Scarsick, l’album le plus controversé de la discographie de Pain of Salvation, sort en 2007, deux ans après le mastodonte qu’était BE, lui-même précédé par les excellents Remedy Lane et The Perfect Element Part 1. Après un tel âge d’or passé dans l’univers du prog’, autant dire que le groupe suédois était attendu au tournant : parviendrait-il à nous servir un nouvel album-concept de folie comme il en avait le secret ?
Hélas, pas vraiment. Scarsick nous laisse dubitatif, voire déçoit. On ne se demandera pas pourquoi bien longtemps, tant le radical changement de style opéré avec cet album nous saute aux yeux (ou plutôt aux oreilles) ! C’est plus hard et saturé, plus brut, violent. Chaotique. PoS glisse vers un métal extrême auquel il n’avait pas habitué ses fans, dont une partie restera sur le carreau. L’occasion au passage pour Gildenlöw de nous étaler son incroyable puissance vocale mise au service de textes étudiés et engagés. Car s’il y a bien une chose que l’on ne reprochera pas à Scarsick, c’est la qualité de son écriture, fortement évocatrice, constellée de nombreux jeux de mots et figures de style qui rendent plus percutants encore le pessimisme et le misanthropisme ambiant de la galette.

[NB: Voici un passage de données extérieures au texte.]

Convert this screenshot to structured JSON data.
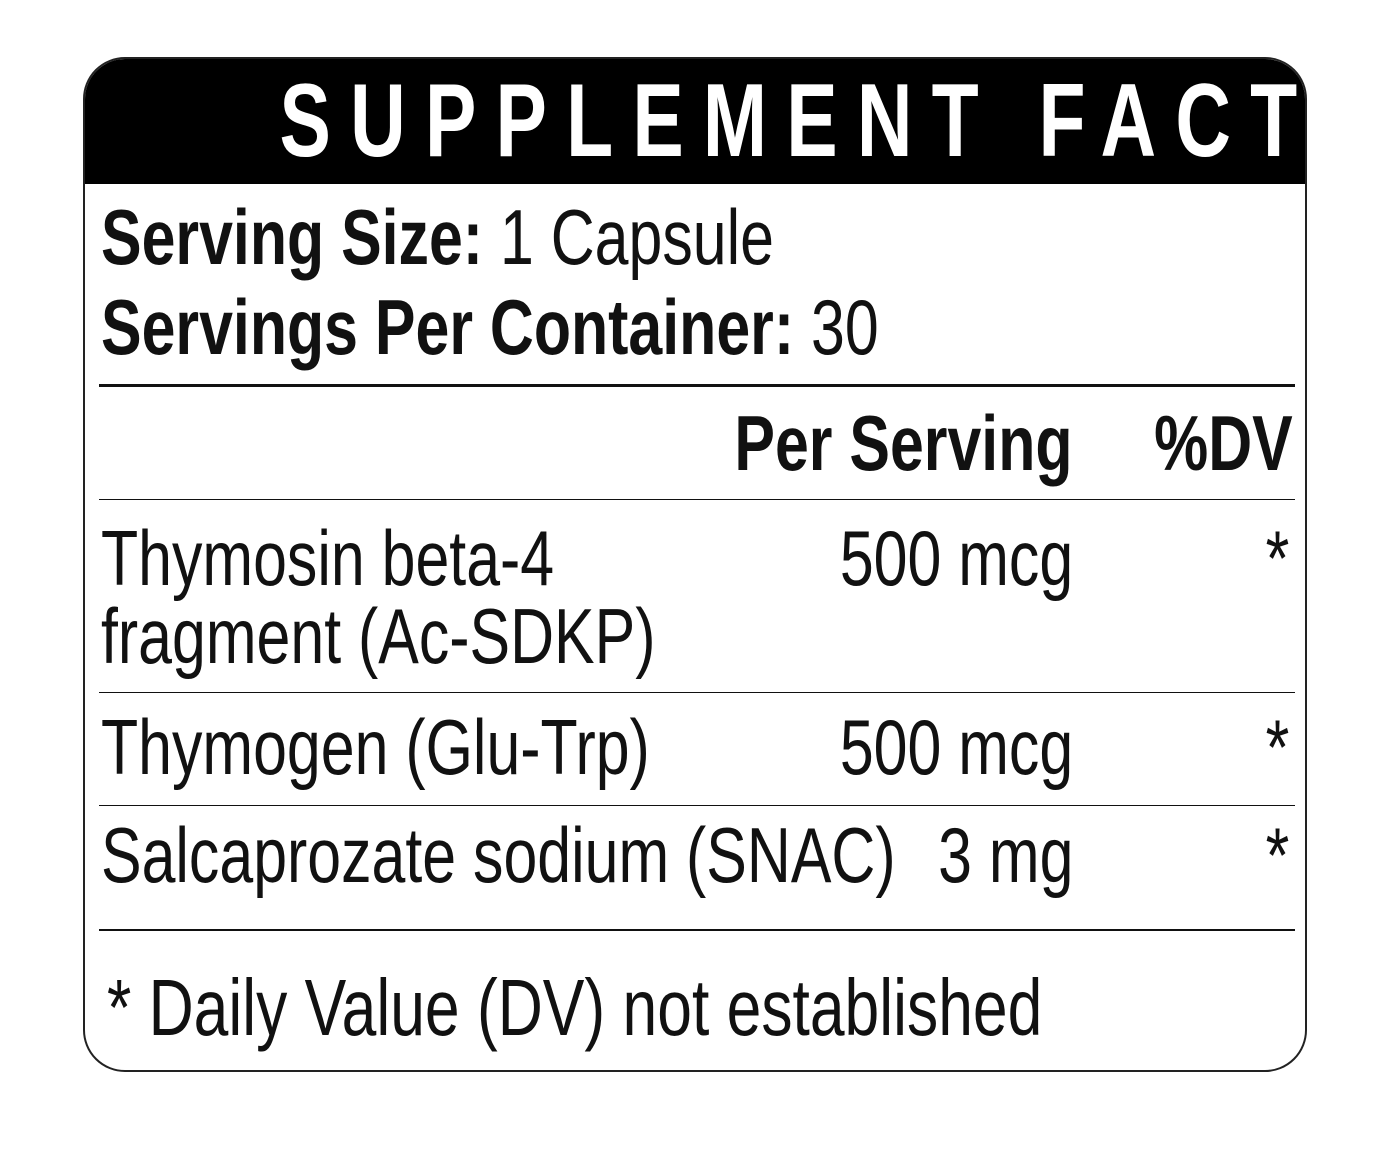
{
  "header": {
    "title": "SUPPLEMENT FACTS"
  },
  "serving": {
    "size_label": "Serving Size:",
    "size_value": "1 Capsule",
    "per_container_label": "Servings Per Container:",
    "per_container_value": "30"
  },
  "table": {
    "columns": [
      "Per Serving",
      "%DV"
    ],
    "rows": [
      [
        "Thymosin beta-4 fragment (Ac-SDKP)",
        "500 mcg",
        "*"
      ],
      [
        "Thymogen (Glu-Trp)",
        "500 mcg",
        "*"
      ],
      [
        "Salcaprozate sodium (SNAC)",
        "3 mg",
        "*"
      ]
    ]
  },
  "footnote": "* Daily Value (DV) not established"
}
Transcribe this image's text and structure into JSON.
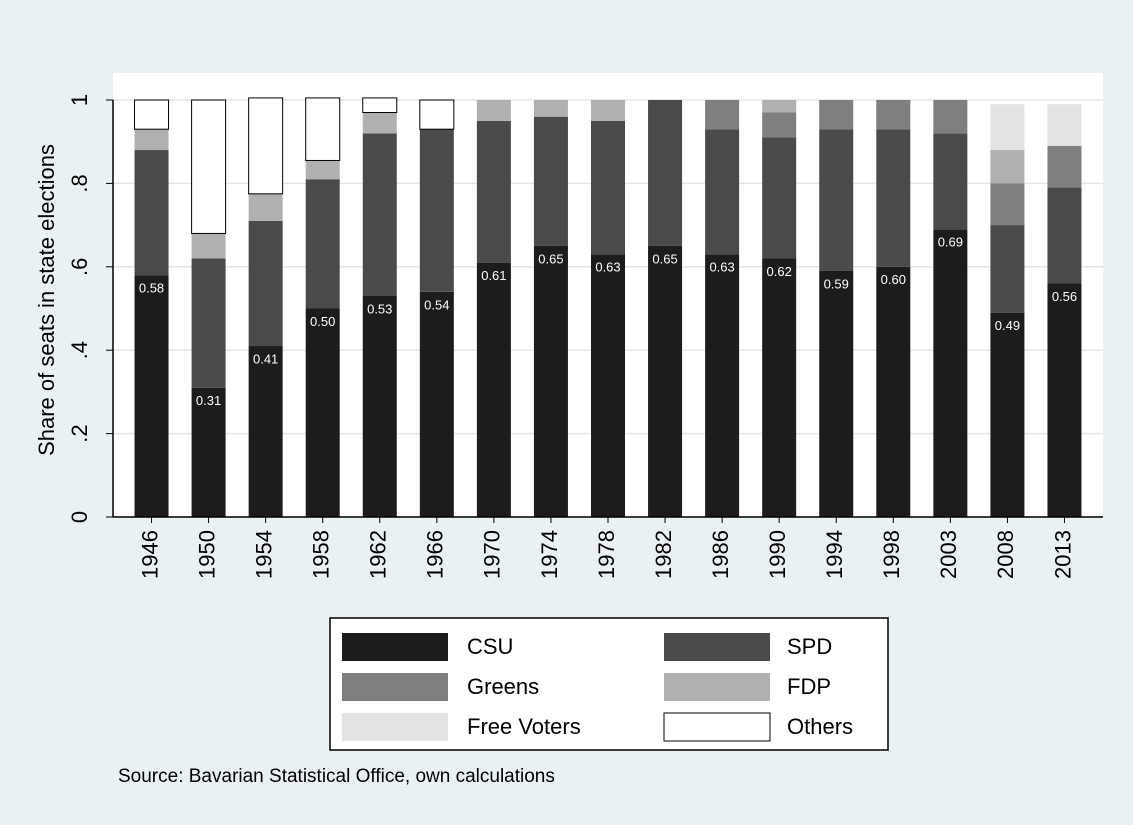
{
  "chart_data": {
    "type": "stacked_bar",
    "ylabel": "Share of seats in state elections",
    "source": "Source: Bavarian Statistical Office, own calculations",
    "categories": [
      "1946",
      "1950",
      "1954",
      "1958",
      "1962",
      "1966",
      "1970",
      "1974",
      "1978",
      "1982",
      "1986",
      "1990",
      "1994",
      "1998",
      "2003",
      "2008",
      "2013"
    ],
    "series": [
      {
        "name": "CSU",
        "color": "#1c1c1c",
        "values": [
          0.58,
          0.31,
          0.41,
          0.5,
          0.53,
          0.54,
          0.61,
          0.65,
          0.63,
          0.65,
          0.63,
          0.62,
          0.59,
          0.6,
          0.69,
          0.49,
          0.56
        ],
        "value_labels": [
          "0.58",
          "0.31",
          "0.41",
          "0.50",
          "0.53",
          "0.54",
          "0.61",
          "0.65",
          "0.63",
          "0.65",
          "0.63",
          "0.62",
          "0.59",
          "0.60",
          "0.69",
          "0.49",
          "0.56"
        ]
      },
      {
        "name": "SPD",
        "color": "#4a4a4a",
        "values": [
          0.3,
          0.31,
          0.3,
          0.31,
          0.39,
          0.39,
          0.34,
          0.31,
          0.32,
          0.35,
          0.3,
          0.29,
          0.34,
          0.33,
          0.23,
          0.21,
          0.23
        ]
      },
      {
        "name": "Greens",
        "color": "#7f7f7f",
        "values": [
          0,
          0,
          0,
          0,
          0,
          0,
          0,
          0,
          0,
          0,
          0.07,
          0.06,
          0.07,
          0.07,
          0.08,
          0.1,
          0.1
        ]
      },
      {
        "name": "FDP",
        "color": "#b0b0b0",
        "values": [
          0.05,
          0.06,
          0.065,
          0.045,
          0.05,
          0,
          0.05,
          0.04,
          0.05,
          0,
          0,
          0.03,
          0,
          0,
          0,
          0.08,
          0
        ]
      },
      {
        "name": "Free Voters",
        "color": "#e3e3e3",
        "values": [
          0,
          0,
          0,
          0,
          0,
          0,
          0,
          0,
          0,
          0,
          0,
          0,
          0,
          0,
          0,
          0.11,
          0.1
        ]
      },
      {
        "name": "Others",
        "color": "#ffffff",
        "values": [
          0.07,
          0.32,
          0.23,
          0.15,
          0.035,
          0.07,
          0,
          0,
          0,
          0,
          0,
          0,
          0,
          0,
          0,
          0,
          0
        ]
      }
    ],
    "ylim": [
      0,
      1
    ],
    "yticks": [
      0,
      {
        "value": 0.2,
        "label": ".2"
      },
      {
        "value": 0.4,
        "label": ".4"
      },
      {
        "value": 0.6,
        "label": ".6"
      },
      {
        "value": 0.8,
        "label": ".8"
      },
      1
    ],
    "grid": true
  }
}
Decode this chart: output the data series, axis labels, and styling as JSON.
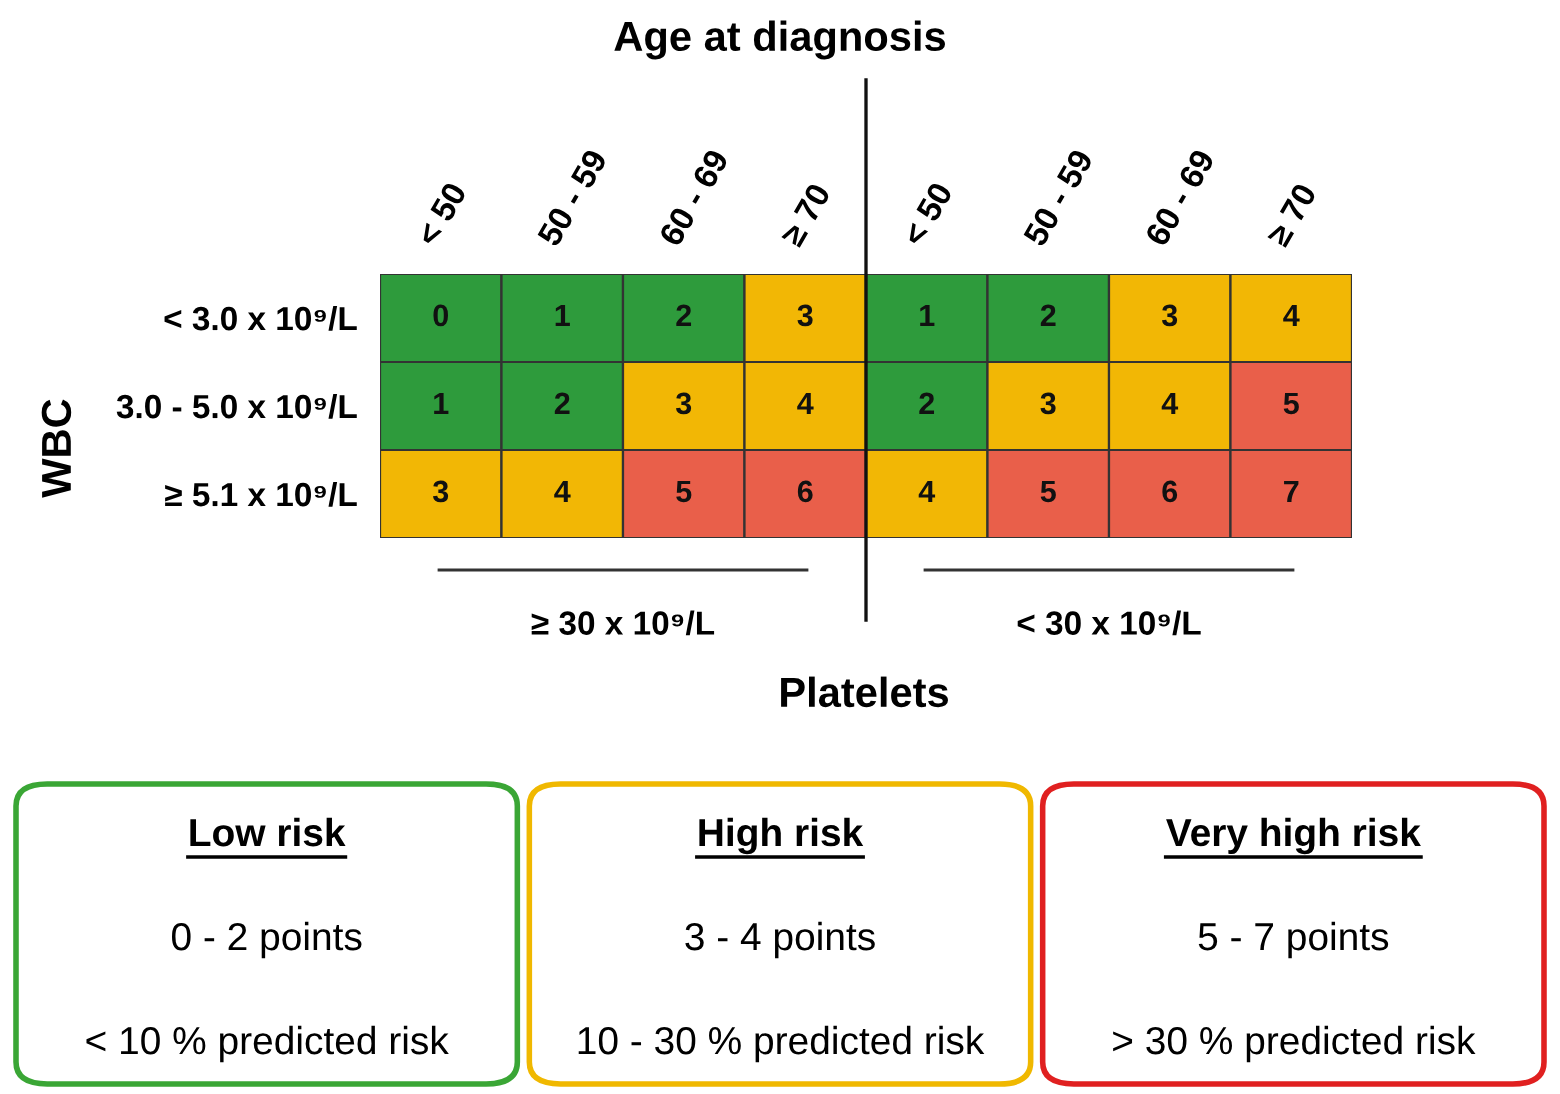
{
  "chart_data": [
    {
      "type": "heatmap",
      "title": "Age at diagnosis",
      "ylabel": "WBC",
      "xlabel": "Platelets",
      "categories": [
        "< 50",
        "50 - 59",
        "60 - 69",
        "≥ 70",
        "< 50",
        "50 - 59",
        "60 - 69",
        "≥ 70"
      ],
      "y_categories": [
        "< 3.0 x 10⁹/L",
        "3.0 - 5.0 x 10⁹/L",
        "≥ 5.1 x 10⁹/L"
      ],
      "cells": [
        [
          0,
          1,
          2,
          3,
          1,
          2,
          3,
          4
        ],
        [
          1,
          2,
          3,
          4,
          2,
          3,
          4,
          5
        ],
        [
          3,
          4,
          5,
          6,
          4,
          5,
          6,
          7
        ]
      ],
      "colors": [
        "#2e9b3c",
        "#2e9b3c",
        "#2e9b3c",
        "#f2b705",
        "#f2b705",
        "#e95f4a",
        "#e95f4a",
        "#e95f4a"
      ],
      "data_labels": true,
      "annotations": [
        "≥ 30 x 10⁹/L",
        "< 30 x 10⁹/L"
      ]
    },
    {
      "type": "other",
      "annotations": [
        "Low risk",
        "0 - 2 points",
        "< 10 % predicted risk",
        "High risk",
        "3 - 4 points",
        "10 - 30 % predicted risk",
        "Very high risk",
        "5 - 7 points",
        "> 30 % predicted risk"
      ],
      "colors": [
        "#3aa635",
        "#f0b800",
        "#e02020"
      ]
    }
  ]
}
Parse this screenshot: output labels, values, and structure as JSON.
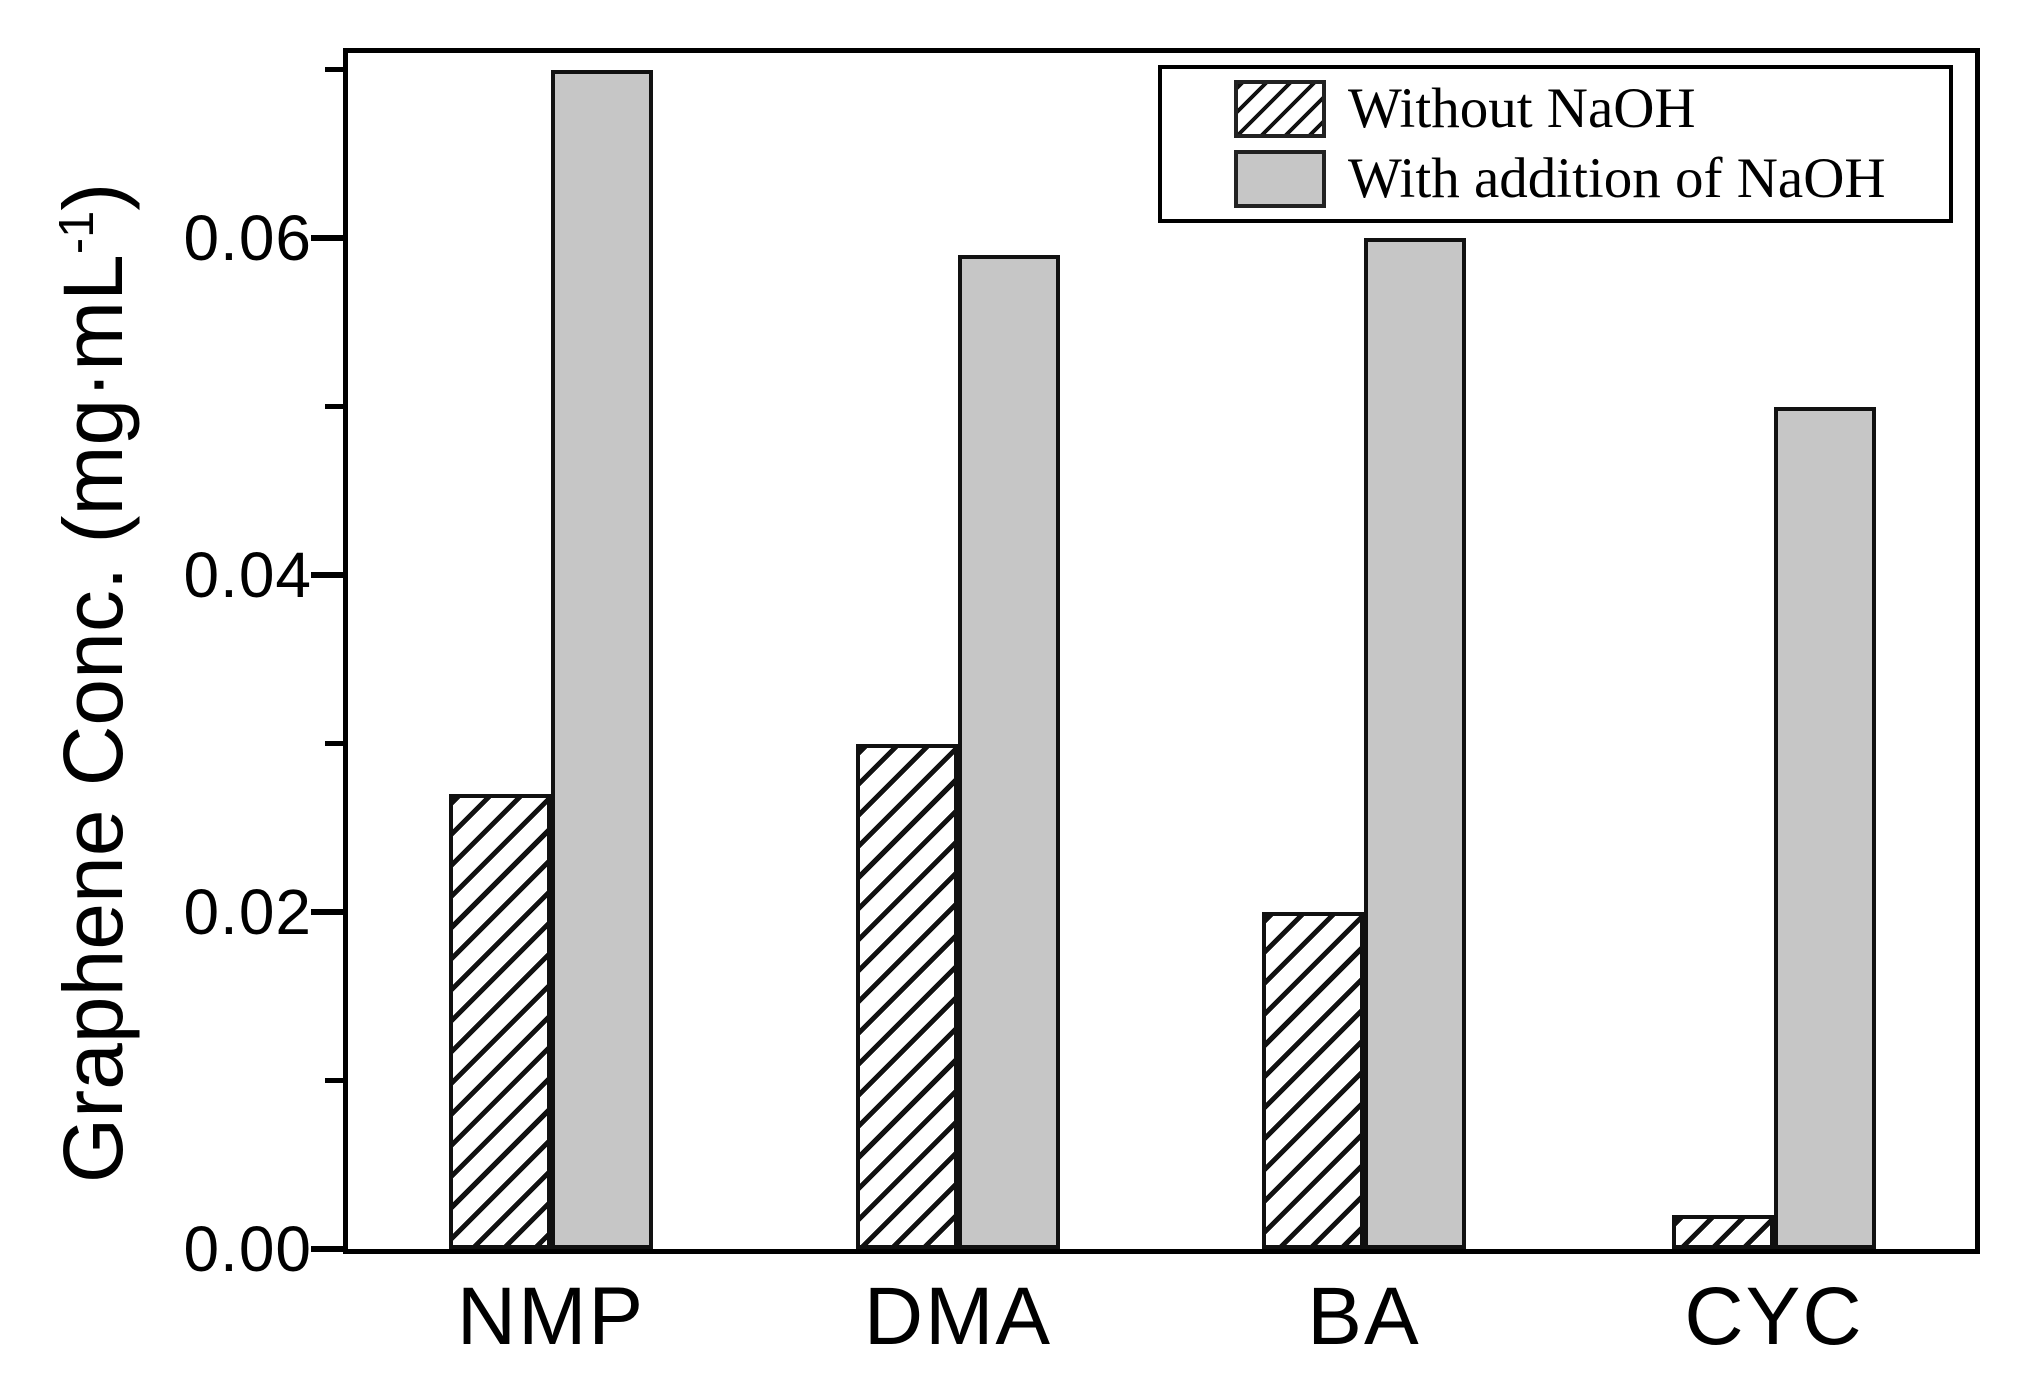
{
  "chart_data": {
    "type": "bar",
    "title": "",
    "ylabel": "Graphene Conc. (mg·mL⁻¹)",
    "ylabel_parts": {
      "prefix": "Graphene Conc. (mg·mL",
      "sup": "-1",
      "suffix": ")"
    },
    "xlabel": "",
    "categories": [
      "NMP",
      "DMA",
      "BA",
      "CYC"
    ],
    "series": [
      {
        "name": "Without NaOH",
        "style": "hatched",
        "values": [
          0.027,
          0.03,
          0.02,
          0.002
        ]
      },
      {
        "name": "With addition of NaOH",
        "style": "solid",
        "values": [
          0.07,
          0.059,
          0.06,
          0.05
        ]
      }
    ],
    "ylim": [
      0,
      0.071
    ],
    "yticks_major": [
      0.0,
      0.02,
      0.04,
      0.06
    ],
    "ytick_labels": [
      "0.00",
      "0.02",
      "0.04",
      "0.06"
    ],
    "yticks_minor": [
      0.01,
      0.03,
      0.05,
      0.07
    ],
    "grid": false,
    "legend_position": "top-right",
    "colors": {
      "bar_gray": "#c6c6c6",
      "axis_black": "#000000",
      "background": "#ffffff"
    }
  },
  "legend": {
    "items": [
      {
        "label": "Without NaOH",
        "swatch": "hatched"
      },
      {
        "label": "With addition of NaOH",
        "swatch": "gray"
      }
    ]
  }
}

Seulement voilà, difficile de bâtir un album sur ses seuls textes, et musicalement, le tout nous apparait rapidement moins inspiré qu’à l’accoutumée. Les mélodies ne nous touchent pas, pas de changement de rythme, et on suit une alternance de couplet/refrain monotone et répétitive. Conséquence de l’orientation extrême prise par le groupe ? Peut être. Toujours est-il qu’on est bien loin de l’envoutement que pouvait susciter un In The Flesh, bien loin de cette délectable montée en puissance de King of Loss… Alors quand on apprend que Scarsick n’est autre que le tant attendu The Perfect Element Part 2, la déception est sévère ! L’album est clairement moins élaboré, jusque dans son concept qui s’inscrit simplement comme une succession de pistes traitant, certes, de thèmes relativement proches, mais manquant d’un ciment qui viendrait consolider cet ensemble un peu éparse. Et une nouvelle fois, en passant juste derrière un album aussi solide et cohérent que BE, Scarsick ne peut que souffrir de la comparaison avec ses ainés…
Finissons néanmoins sur une note positive en citant les quelques fulgurances de Scarsick, car il n’en est pas non plus dénué. D’abord la splendide Kingdom of Loss qui sort largement du lot, ressemblant sans doute le plus à ce que le groupe pouvait nous proposer auparavant. Mention particulière à l’ovni qu’est Disco Queen qui, bien qu’un peu longue, vient ajouter un côté déjanté et rafraichissant à cette production on ne peut plus sombre. Le titre éponyme reste lui aussi de bonne facture, et quelques autres comme Cribcaged, même s’ils ne nous marqueront sans doute pas durablement, s’écoutent plutôt bien.
Alors, non, Scarsick n’est pas un mauvais album (!), mais il faut bien avouer qu’il ne tient pas non plus la comparaison avec ses illustres prédécesseurs. Plus hard, plus engagé, mais hélas moins inspiré et moins complexe, Scarsick signe un virage serré, le premier d’une route longue et sinueuse qui mènera le groupe vers des horizons de plus en plus lointains du prog’ de ses débuts.